IISc Bangalore Makes It To Top 100 Universities In The World
The IISc has been ranked in the 91-100 band of the annual list and makes the only Indian institute in the top 100
The Indian Institute of Science (IISc) in Bengaluru has made it to the top 100 universities in the Times Higher Education’s World Reputation Rankings 2018, becoming the only Indian institution to make it to the prestigious list this year.
The IISc has been ranked in the 91-100 band of the annual list topped by American universities Harvard, Massachusetts Institute of Technology (MIT) and Stanford, with the UK’s Cambridge and Oxford completing the top five.
Phil Baty, editorial director of the rankings said, “India features in the table for the first time since 2011, with its flagship institution, the Indian Institute of Science, making the 91-100 banding.”

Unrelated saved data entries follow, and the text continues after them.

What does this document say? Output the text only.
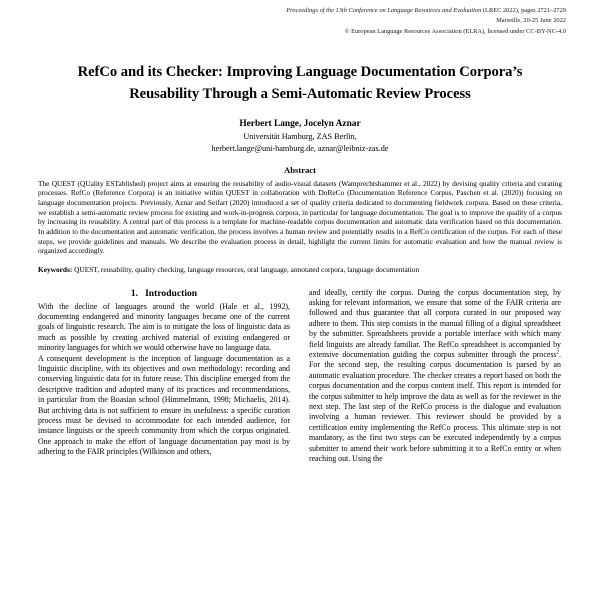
Proceedings of the 13th Conference on Language Resources and Evaluation (LREC 2022), pages 2721–2729
Marseille, 20-25 June 2022
© European Language Resources Association (ELRA), licensed under CC-BY-NC-4.0
RefCo and its Checker: Improving Language Documentation Corpora’s Reusability Through a Semi-Automatic Review Process
Herbert Lange, Jocelyn Aznar
Universität Hamburg, ZAS Berlin,
herbert.lange@uni-hamburg.de, aznar@leibniz-zas.de
Abstract
The QUEST (QUality ESTablished) project aims at ensuring the reusability of audio-visual datasets (Wamprechtshammer et al., 2022) by devising quality criteria and curating processes. RefCo (Reference Corpora) is an initiative within QUEST in collaboration with DoReCo (Documentation Reference Corpus, Paschen et al. (2020)) focusing on language documentation projects. Previously, Aznar and Seifart (2020) introduced a set of quality criteria dedicated to documenting fieldwork corpora. Based on these criteria, we establish a semi-automatic review process for existing and work-in-progress corpora, in particular for language documentation. The goal is to improve the quality of a corpus by increasing its reusability. A central part of this process is a template for machine-readable corpus documentation and automatic data verification based on this documentation. In addition to the documentation and automatic verification, the process involves a human review and potentially results in a RefCo certification of the corpus. For each of these steps, we provide guidelines and manuals. We describe the evaluation process in detail, highlight the current limits for automatic evaluation and how the manual review is organized accordingly.
Keywords: QUEST, reusability, quality checking, language resources, oral language, annotated corpora, language documentation
1. Introduction
With the decline of languages around the world (Hale et al., 1992), documenting endangered and minority languages became one of the current goals of linguistic research. The aim is to mitigate the loss of linguistic data as much as possible by creating archived material of existing endangered or minority languages for which we would otherwise have no language data.
A consequent development is the inception of language documentation as a linguistic discipline, with its objectives and own methodology: recording and conserving linguistic data for its future reuse. This discipline emerged from the descriptive tradition and adopted many of its practices and recommendations, in particular from the Boasian school (Himmelmann, 1998; Michaelis, 2014). But archiving data is not sufficient to ensure its usefulness: a specific curation process must be devised to accommodate for each intended audience, for instance linguists or the speech community from which the corpus originated. One approach to make the effort of language documentation pay most is by adhering to the FAIR principles (Wilkinson and others,
and ideally, certify the corpus. During the corpus documentation step, by asking for relevant information, we ensure that some of the FAIR criteria are followed and thus guarantee that all corpora curated in our proposed way adhere to them. This step consists in the manual filling of a digital spreadsheet by the submitter. Spreadsheets provide a portable interface with which many field linguists are already familiar. The RefCo spreadsheet is accompanied by extensive documentation guiding the corpus submitter through the process$^2$. For the second step, the resulting corpus documentation is parsed by an automatic evaluation procedure. The checker creates a report based on both the corpus documentation and the corpus content itself. This report is intended for the corpus submitter to help improve the data as well as for the reviewer in the next step. The last step of the RefCo process is the dialogue and evaluation involving a human reviewer. This reviewer should be provided by a certification entity implementing the RefCo process. This ultimate step is not mandatory, as the first two steps can be executed independently by a corpus submitter to amend their work before submitting it to a RefCo entity or when reaching out. Using the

The rankings are compiled from a globally representative survey of 10,000 senior academics on the most renowned educational institutions in the world.
Founded in 1909, the IISc has over 40 departments spread across six divisions: Biological Sciences, Chemical Sciences, Electrical Sciences, Interdisciplinary Research, Mechanical Sciences, and Physical and Mathematical Sciences.
The UK has nine institutions in the Top 100, down from 10 last year, following Durham University’s exit. Several other UK universities also witnessed slight declines on last year, with University College London (UCL) shifting from 16th to joint 18th, Imperial College London falling from 18th to 20th and London School of Economics (LSE) slipping from 20th to 25th.
Baty said, “This should give pause for serious thought as the country seeks to champion its status as ‘global Britain’ in a post-Brexit world. What is particularly striking is that the US has actually strengthened its position in the world despite fears that the US is suffering a ‘Trump slump’ in terms of its global reputation.”
The ‘World Reputation Rankings’ are created using what ‘Times Higher Education’ describes as the world’s largest invitation-only academic opinion survey and unique piece of research.
The survey, available in 15 languages, uses United Nations data as a guide to ensure that the response coverage is as representative of world scholarship as possible. It is also evenly spread across academic disciplines.